Most of the models have been developed considering average speed, percentage of vehicle, traffic volume, and road dimensions. Undoubtedly traffic noise also depends on pavement type, vegetation along roads, barriers, road surface (roughness), gradient effect, wind speed, honking of horns, reflective surface etc.; therefore, considering these factors can give a more comprehensive model. Most of the noise prediction models worldwide have been built using regression modelling; therefore, an attempt to develop traffic noise prediction model using evolutionary computing methods like genetic algorithm, fuzzy systems, and neural networks and comparison of their results with traditional regression models can bring forth certain interesting results.
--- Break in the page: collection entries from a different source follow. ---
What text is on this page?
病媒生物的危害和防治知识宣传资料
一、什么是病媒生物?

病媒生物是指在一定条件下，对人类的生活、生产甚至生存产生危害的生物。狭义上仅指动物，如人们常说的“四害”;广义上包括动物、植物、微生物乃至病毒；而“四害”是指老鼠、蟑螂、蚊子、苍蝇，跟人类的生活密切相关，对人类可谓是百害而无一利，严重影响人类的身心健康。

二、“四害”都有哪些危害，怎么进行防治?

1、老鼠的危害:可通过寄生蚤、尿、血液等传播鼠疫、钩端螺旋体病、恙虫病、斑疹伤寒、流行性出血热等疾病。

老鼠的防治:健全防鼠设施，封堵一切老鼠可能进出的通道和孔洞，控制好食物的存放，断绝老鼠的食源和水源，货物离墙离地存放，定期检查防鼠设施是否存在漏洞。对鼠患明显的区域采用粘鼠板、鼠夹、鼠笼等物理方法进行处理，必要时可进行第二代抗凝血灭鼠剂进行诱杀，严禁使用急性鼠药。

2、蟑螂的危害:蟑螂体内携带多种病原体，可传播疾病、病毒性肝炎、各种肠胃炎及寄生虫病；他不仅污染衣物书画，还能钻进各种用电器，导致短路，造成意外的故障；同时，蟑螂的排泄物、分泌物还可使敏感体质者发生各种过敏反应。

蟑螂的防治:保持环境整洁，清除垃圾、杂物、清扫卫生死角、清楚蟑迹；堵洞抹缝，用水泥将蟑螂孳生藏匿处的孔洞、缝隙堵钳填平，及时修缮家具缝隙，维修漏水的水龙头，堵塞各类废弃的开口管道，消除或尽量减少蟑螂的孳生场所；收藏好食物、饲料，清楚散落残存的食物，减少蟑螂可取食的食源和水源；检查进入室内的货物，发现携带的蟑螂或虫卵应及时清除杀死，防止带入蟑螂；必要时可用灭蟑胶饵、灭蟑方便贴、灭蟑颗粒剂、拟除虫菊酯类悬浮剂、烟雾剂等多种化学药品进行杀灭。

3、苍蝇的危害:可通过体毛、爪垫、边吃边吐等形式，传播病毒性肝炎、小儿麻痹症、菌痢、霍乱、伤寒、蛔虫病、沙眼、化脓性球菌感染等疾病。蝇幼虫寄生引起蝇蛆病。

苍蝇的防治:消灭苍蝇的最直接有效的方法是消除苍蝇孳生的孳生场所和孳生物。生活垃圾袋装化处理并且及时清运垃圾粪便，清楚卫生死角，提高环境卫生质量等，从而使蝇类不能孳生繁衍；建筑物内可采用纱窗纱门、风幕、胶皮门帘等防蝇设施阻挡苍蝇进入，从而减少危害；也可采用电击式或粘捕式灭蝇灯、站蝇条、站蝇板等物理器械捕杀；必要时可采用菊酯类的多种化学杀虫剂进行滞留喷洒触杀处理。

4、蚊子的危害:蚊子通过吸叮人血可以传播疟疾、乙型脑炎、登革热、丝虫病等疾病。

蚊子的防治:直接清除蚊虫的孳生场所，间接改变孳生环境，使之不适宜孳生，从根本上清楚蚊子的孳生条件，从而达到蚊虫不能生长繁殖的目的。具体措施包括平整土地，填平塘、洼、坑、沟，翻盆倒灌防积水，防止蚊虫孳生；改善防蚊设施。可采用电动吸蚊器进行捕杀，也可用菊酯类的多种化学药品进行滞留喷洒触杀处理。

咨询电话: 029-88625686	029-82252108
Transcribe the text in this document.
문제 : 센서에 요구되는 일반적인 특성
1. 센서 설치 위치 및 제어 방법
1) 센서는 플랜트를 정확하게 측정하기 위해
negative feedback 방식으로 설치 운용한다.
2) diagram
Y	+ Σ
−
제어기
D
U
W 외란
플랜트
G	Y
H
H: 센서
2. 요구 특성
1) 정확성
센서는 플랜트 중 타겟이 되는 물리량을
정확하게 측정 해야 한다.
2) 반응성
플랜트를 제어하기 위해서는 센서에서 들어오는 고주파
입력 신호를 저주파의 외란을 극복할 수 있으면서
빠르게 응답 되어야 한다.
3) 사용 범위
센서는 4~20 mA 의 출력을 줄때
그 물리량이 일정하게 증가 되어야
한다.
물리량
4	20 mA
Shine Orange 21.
Further models can be developed based on studies conducted in all four seasons, all days of week, for different conditions (like dry and wet surface) of road, and these studies can be further extended to measuring in vehicle noise levels on same roads to compare the noise levels tolerated by residents, road users, and the commuters; this will help in formulating traffic noise regulations.

From the study, it can be concluded that for algorithm-based modelling, large datasets are required to get the benefit of generalization and nonlinear mapping, whereas linear regression models need least data points, more than the number of variables, which can be small set. Algorithm-based models predict better but do not quantify the effects of various factors contributing to noise, whereas basic regression models have lesser prediction accuracy but are able to quantify the effects of a factor. Therefore, algorithm-based models are more suitable for application like estimation of cost related to noise pollution and regression models can be used in planning stage where effects need to be studied.

Noise mitigation measures suggested by researchers in different studies can be broadly categories into traffic control and management, technological solutions, and road design measures. Use of intelligent transport system (ITS) in transportation planning can help to control mobility, traffic volume, vehicle speed, composition etc. Technological solution includes innovative studies like utilization of sonic crystals in construction of noise barriers, poroelastic road surfaces (PERS), and application of active noise control (ANC). Introduction of roundabouts, chicanes, dense vegetation, green area etc. are the road design measures.